Taken on a bright overcast morning, I used fill flash to lighten the dark parts.
Parts of the perch quick-masked. Noise-reduction in BG.
Comments and critique appreciated.
On my Mac the image looks undersaturated in Firefox, it is however
OK on Preview and PS. Any help on this issue would be greatly appreciated.
Nice little Tree Swallow. Not the best perch, but they do like those man-made nest boxes :-) I'm sure you wanted to minimize that perch, but I'm still missing the room below for the tail. The OOF area on the perch in LLC looks odd? An additional round of USM would not hurt either as the eye is a little on the soft side. As for saturation, it looks "OK-ish" , but from my work monitor I can't tell if you posted this in sRGB or not...posting in RGB can affect saturation and colour representation on some web browsers, therefore always best to convert to sRGB before posting.
I like the eye contact and BG. Adding to Daniel's comments, I could see this as a vertical crop and would increase saturation and/or contrast. You forgot to convert to sRGB, which makes it look flat.
Thank you for the comments, appreciated...
How do you make sure it is sRGB? In my CS3 PS settings it states
it is sRGB. I'm not sure I understand what is going on?

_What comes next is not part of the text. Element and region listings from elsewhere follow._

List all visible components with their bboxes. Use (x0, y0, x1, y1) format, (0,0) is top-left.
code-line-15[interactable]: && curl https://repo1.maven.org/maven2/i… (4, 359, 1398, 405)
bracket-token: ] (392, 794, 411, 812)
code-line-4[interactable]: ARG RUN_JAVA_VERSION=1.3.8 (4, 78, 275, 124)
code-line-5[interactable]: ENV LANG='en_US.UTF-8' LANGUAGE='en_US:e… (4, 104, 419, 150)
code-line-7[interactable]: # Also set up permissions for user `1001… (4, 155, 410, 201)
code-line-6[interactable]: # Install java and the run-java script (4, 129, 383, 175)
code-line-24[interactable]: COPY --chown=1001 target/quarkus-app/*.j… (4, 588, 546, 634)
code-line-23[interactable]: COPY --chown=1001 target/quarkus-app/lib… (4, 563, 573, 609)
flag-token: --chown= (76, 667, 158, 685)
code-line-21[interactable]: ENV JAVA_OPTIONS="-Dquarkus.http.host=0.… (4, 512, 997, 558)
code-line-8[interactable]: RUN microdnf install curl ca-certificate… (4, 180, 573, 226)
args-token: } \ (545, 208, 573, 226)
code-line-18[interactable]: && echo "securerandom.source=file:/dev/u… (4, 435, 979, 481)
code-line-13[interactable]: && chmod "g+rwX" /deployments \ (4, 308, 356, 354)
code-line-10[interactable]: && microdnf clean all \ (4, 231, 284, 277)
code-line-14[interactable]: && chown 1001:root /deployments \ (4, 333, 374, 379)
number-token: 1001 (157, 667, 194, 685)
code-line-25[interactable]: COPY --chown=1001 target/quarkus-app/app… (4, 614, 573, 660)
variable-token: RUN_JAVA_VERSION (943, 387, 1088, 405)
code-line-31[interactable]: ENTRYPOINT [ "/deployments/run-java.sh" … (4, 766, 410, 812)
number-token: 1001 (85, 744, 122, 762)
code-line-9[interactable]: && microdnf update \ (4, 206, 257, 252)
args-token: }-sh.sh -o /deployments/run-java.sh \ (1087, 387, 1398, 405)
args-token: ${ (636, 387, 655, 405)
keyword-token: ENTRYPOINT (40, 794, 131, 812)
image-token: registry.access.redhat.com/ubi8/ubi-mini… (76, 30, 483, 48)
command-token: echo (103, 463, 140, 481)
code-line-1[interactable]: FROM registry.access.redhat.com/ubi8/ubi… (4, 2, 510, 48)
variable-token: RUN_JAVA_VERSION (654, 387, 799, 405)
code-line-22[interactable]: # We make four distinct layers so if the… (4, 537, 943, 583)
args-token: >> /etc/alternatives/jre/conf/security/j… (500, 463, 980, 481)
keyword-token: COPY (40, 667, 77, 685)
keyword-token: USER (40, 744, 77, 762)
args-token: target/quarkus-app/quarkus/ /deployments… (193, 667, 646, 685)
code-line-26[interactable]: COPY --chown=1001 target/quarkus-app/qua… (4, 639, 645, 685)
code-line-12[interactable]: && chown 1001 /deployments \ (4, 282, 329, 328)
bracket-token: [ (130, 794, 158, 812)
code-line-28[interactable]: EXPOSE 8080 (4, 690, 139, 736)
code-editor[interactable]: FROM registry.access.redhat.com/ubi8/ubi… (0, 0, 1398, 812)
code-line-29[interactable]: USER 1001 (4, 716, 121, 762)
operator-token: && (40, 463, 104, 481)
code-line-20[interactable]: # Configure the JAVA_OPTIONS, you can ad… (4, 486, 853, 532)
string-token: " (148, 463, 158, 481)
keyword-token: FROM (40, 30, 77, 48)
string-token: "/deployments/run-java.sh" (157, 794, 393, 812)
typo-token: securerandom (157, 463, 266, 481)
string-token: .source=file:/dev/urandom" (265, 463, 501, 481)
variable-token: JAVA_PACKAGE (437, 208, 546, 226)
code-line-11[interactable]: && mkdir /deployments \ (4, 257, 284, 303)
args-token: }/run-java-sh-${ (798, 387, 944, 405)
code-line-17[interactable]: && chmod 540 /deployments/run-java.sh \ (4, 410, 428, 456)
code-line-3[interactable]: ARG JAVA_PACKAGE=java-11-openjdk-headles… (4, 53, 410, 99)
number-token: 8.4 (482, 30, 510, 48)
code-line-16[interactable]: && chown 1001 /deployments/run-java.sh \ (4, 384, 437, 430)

Ilija, I've loaded your image in Photoshop and it is indeed in RGB. The fastest way to tell is by the title...it will be written (RGB/8*) next to the title for 8 bit images and (RGB/16*) for 16 bit images. The important part is the asterix...as soon as you see one you know it is in RGB. sRGB would be written (RGB/8) or (RGB/16) without an asterix. To convert you would do the following: Edit>Convert to Profile, and from the drop down menu choose "sRGB IEC61966-2.1" and hit OK. You should see the asterix disappear. You can create an action for this too.
If you use RAW you may have your default options set to convert your images as RGB. Nothing wrong with that, but you must remember to covert to sRGB before saving your web-sized version.